Il Corriere della Sera, con il giornalista Marco Imarisio, analizza i discorsi del leader del Cremlino e fa un compendio delle parole da lui più utilizzare nelle ultime tre settimane.  “Ogni volta fa terra bruciata. Quasi sempre con le stesse parole, che non cambiano mai, e non lasciano spazio a compromessi o speranze”.

DENAZIFICAZIONE “Lo declina in tanti modi diversi, e lo usa sempre. Secondo Putin, l’Ucraina è una nazione governata da nazisti, che attentano alla vita della popolazione filorussa del Donbass, quindi va depurata, denazificata. È un modo per cercare una legittimità storica all’invasione in corso”.

BANDA DI DROGATI “Nella cosmogonia di Putin, non esiste insulto peggiore. Neppure «pedik», il termine dispregiativo riservato agli omosessuali che il presidente utilizza spesso. Quando il 25 febbraio, dopo la prima notte di bombardamenti, si rivolge ai militari delle forze armate ucraine invitandoli a prendere il potere, perché «con voi sarebbe più facile trovare un accordo che con questa banda di tossicodipendenti e neonazisti», sta mettendo Volodymyr Zelensky e il governo di Kiev al livello più basso della sua personalissima scala evolutiva. Il disprezzo di Putin per i tossicodipendenti si riflette sui metodi disumani usati nei loro confronti in Russia, dove peraltro l’eroina è una piaga sociale. Il metadone è quasi illegale, e le terapie si ispirano alle cure psichiatriche del primo Novecento”.

PULIZIA “Si tratta di un nuovo arrivo. E non riguarda l’Ucraina. Mercoledì sera Putin ha parlato delle necessità di fare pulizia a casa propria, distinguendo i veri patrioti dai bastardi e dai traditori. Ieri mattina il suo fedele portavoce, Dmitrij Peskov, ha rifinito il messaggio. «Molti stanno mostrando la loro essenza: sono traditori. Svaniscono dalle nostre vite. Alcuni lasciano il lavoro, alcuni lasciano il servizio attivo, alcuni lasciano il Paese e si trasferiscono all’estero. Alcuni commettono reati e vengono puniti dai tribunali. È così che la Russia viene purificata». Mosche, etc. I presunti traditori, ovvero coloro che cercano di lasciare la Russia, non sono persone. Vengono definiti come moscerini, da sputare e schiacciare come quando entrano in gola. Si chiama disumanizzazione del nemico. Putin la usa da sempre. Boris Berezosvky, l’oligarca ribelle che fuggì a Londra, dove si suicidò nel 2013, era «un verme», l’imprenditore dissidente Michail Khodorkovsky invece «un agnellino capace solo di belare». Mai esseri umani. Sono nemici, quindi animali o insetti”.

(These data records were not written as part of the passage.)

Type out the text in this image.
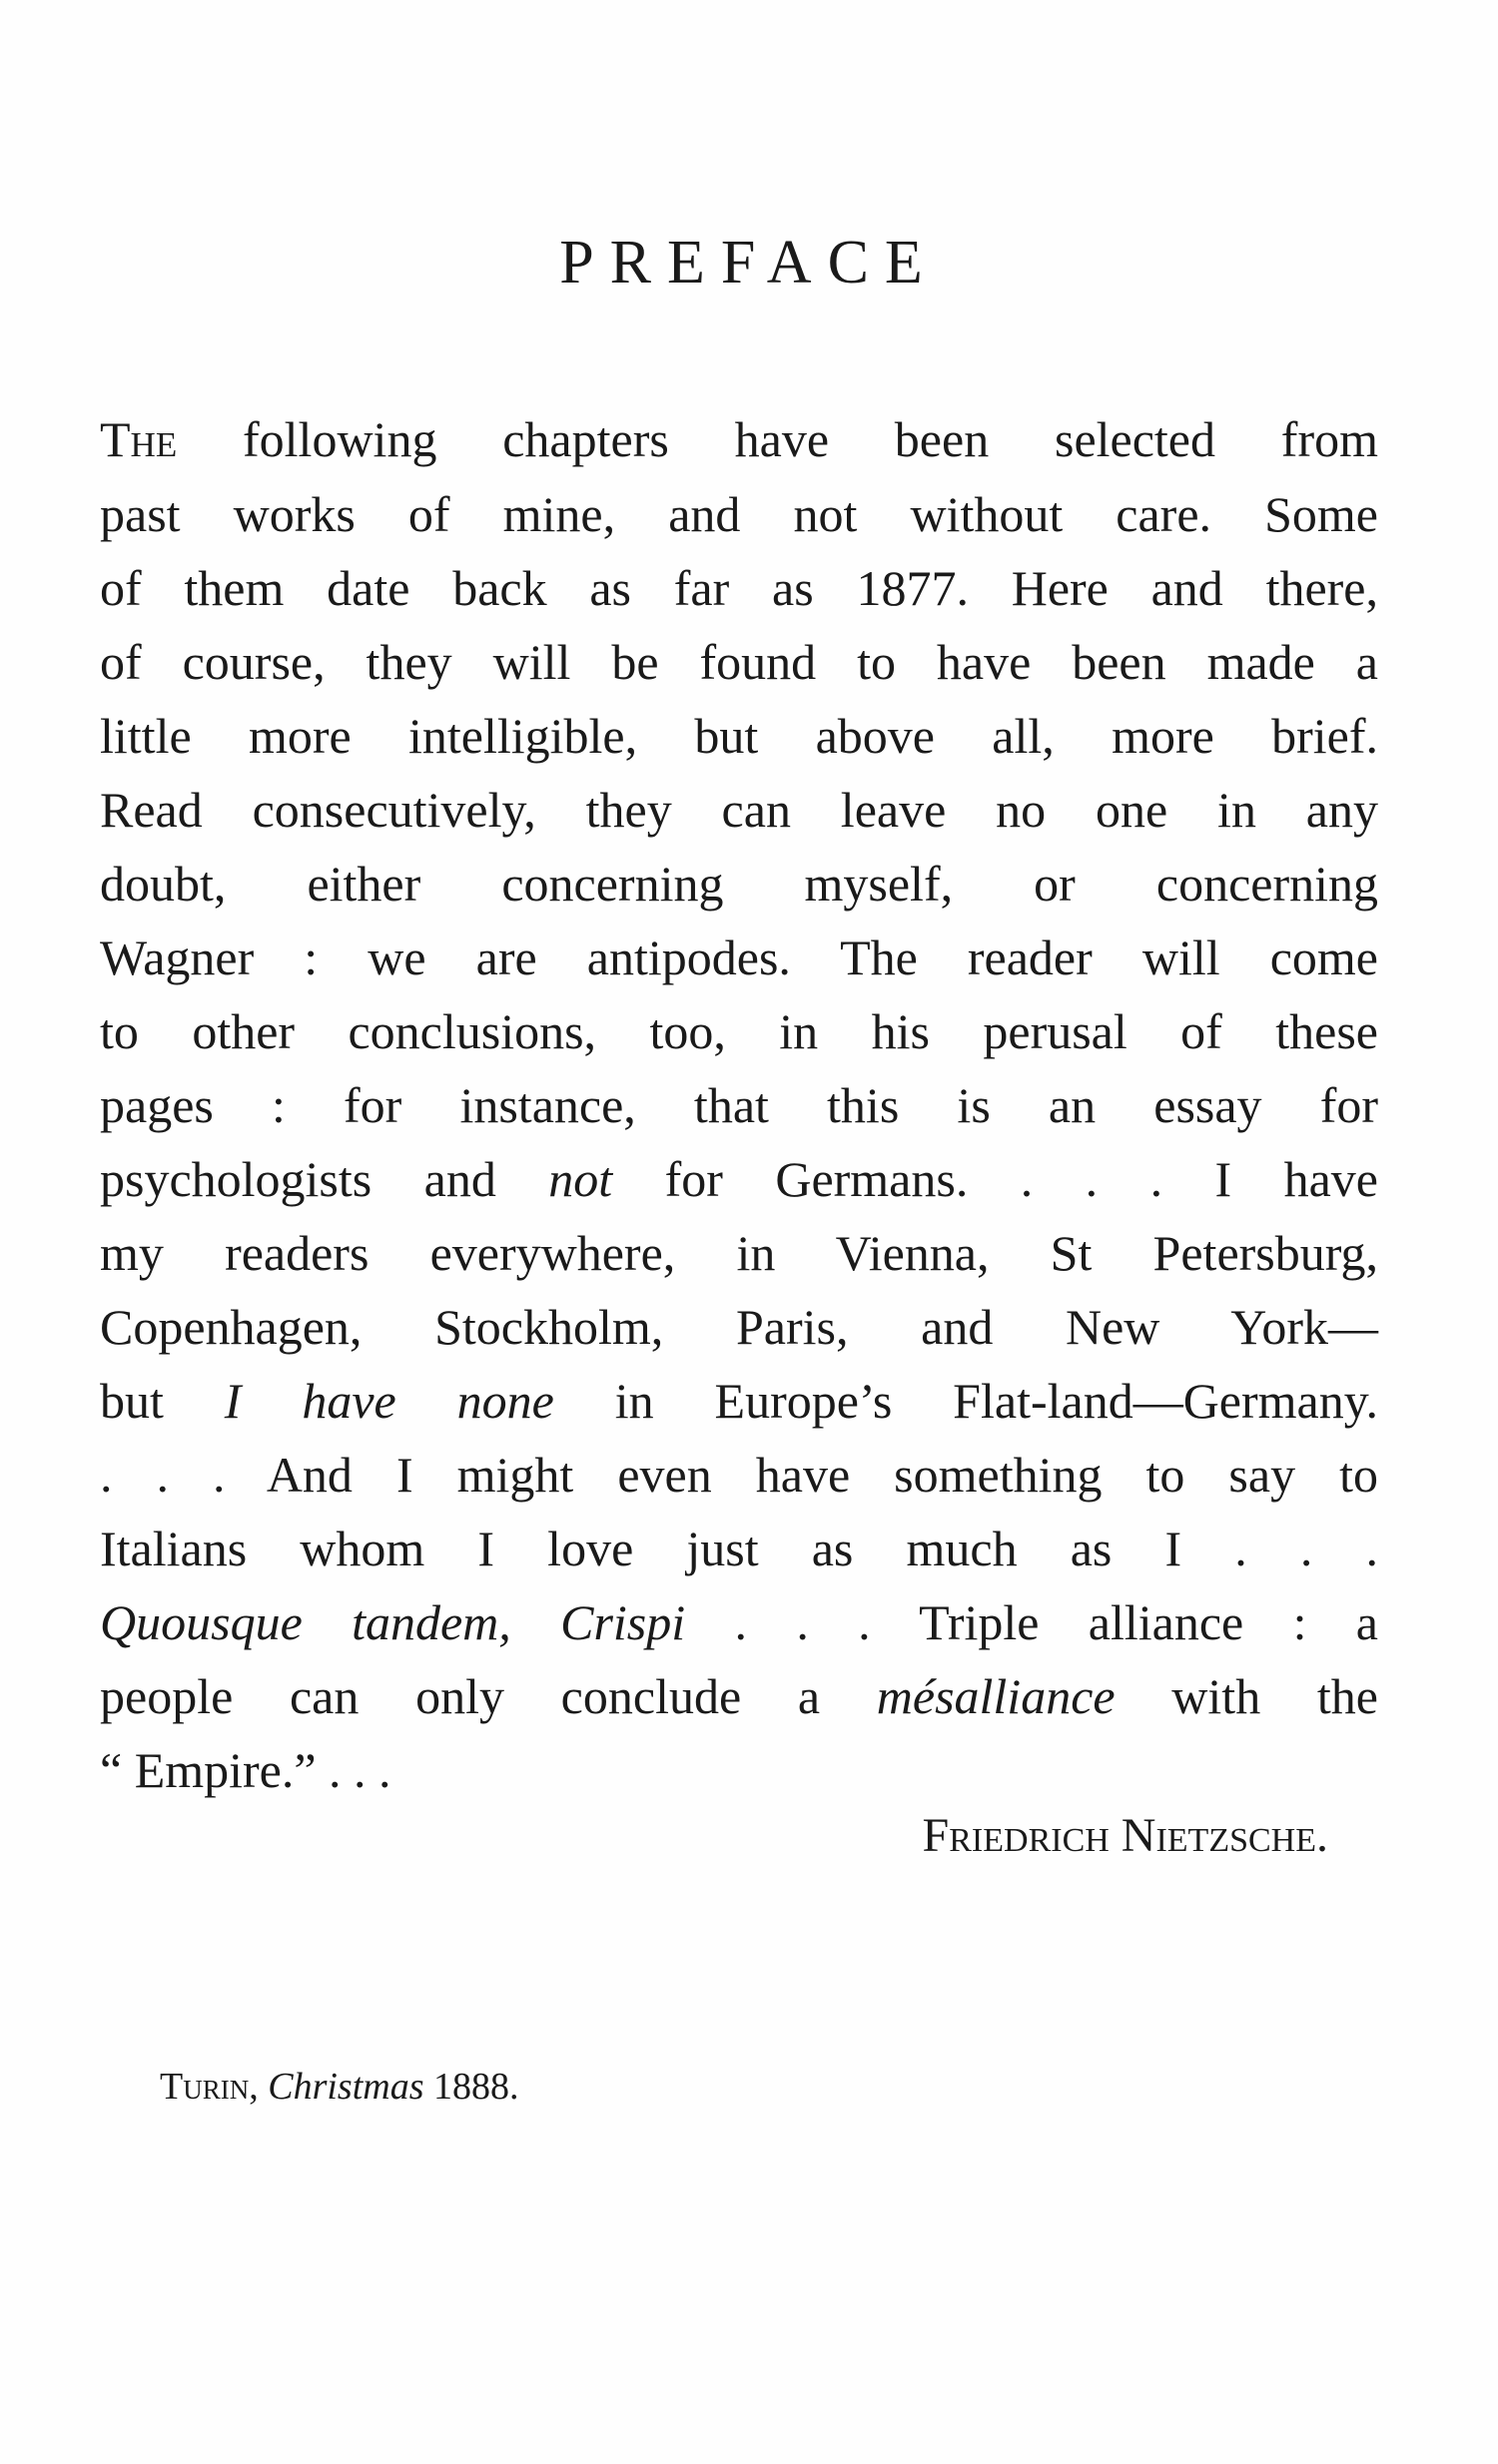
PREFACE
The following chapters have been selected from
past works of mine, and not without care. Some
of them date back as far as 1877. Here and there,
of course, they will be found to have been made a
little more intelligible, but above all, more brief.
Read consecutively, they can leave no one in any
doubt, either concerning myself, or concerning
Wagner : we are antipodes. The reader will come
to other conclusions, too, in his perusal of these
pages : for instance, that this is an essay for
psychologists and not for Germans. . . . I have
my readers everywhere, in Vienna, St Petersburg,
Copenhagen, Stockholm, Paris, and New York—
but I have none in Europe’s Flat-land—Germany.
. . . And I might even have something to say to
Italians whom I love just as much as I . . .
Quousque tandem, Crispi . . . Triple alliance : a
people can only conclude a mésalliance with the
“ Empire.” . . .
Friedrich Nietzsche.
Turin, Christmas 1888.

REGIME BANDERISTA “Putin ripete spesso che Kiev si trova sotto «un regime banderista». È uno degli insulti più comuni che riserva ai governanti ucraini, ripetuto il 25 febbraio, il 3 marzo e altre volte, e uno dei più misconosciuti da noi. Deriva da Stepan Bandera, fondatore dell’Organizzazione dei nazionalisti ucraini, collaborazionista, criminale di guerra, complice del massacro di migliaia di ebrei polacchi e di decine di soldati dell’Armata rossa. A Putin non sfugge certamente il fatto che Bandera fu assassinato nel 1959 a Monaco di Baviera da un agente del KGB russo. Anzi.”

DIFESA “Può sembrare sorprendente, per il resto del mondo che lo considera come l’aggressore. Ma è il vocabolo più utilizzato da Putin durante le sue apparizioni pubbliche, almeno così ha stimato il Levada Center, uno dei pochi centri studi indipendenti russi. Perché «giustifica» la cosiddetta operazione militare speciale e tutto quel che ne consegue. Dietro questa parola si cela un punto fondamentale della strategia di Putin. Le minoranze russe fuori dai confini nazionali diventano un pretesto per rivendicare l’unità della nazione. Anche se la guerra del 2014 nel Donbass non è mai stata spiegata a dovere, perché il Cremlino sosteneva di non essere coinvolto, il sottotesto era ben chiaro. Difendere i russi. Anche se nessuno li minaccia. E mantenere così la Russia in uno stato di eccitazione patriottica permanente.”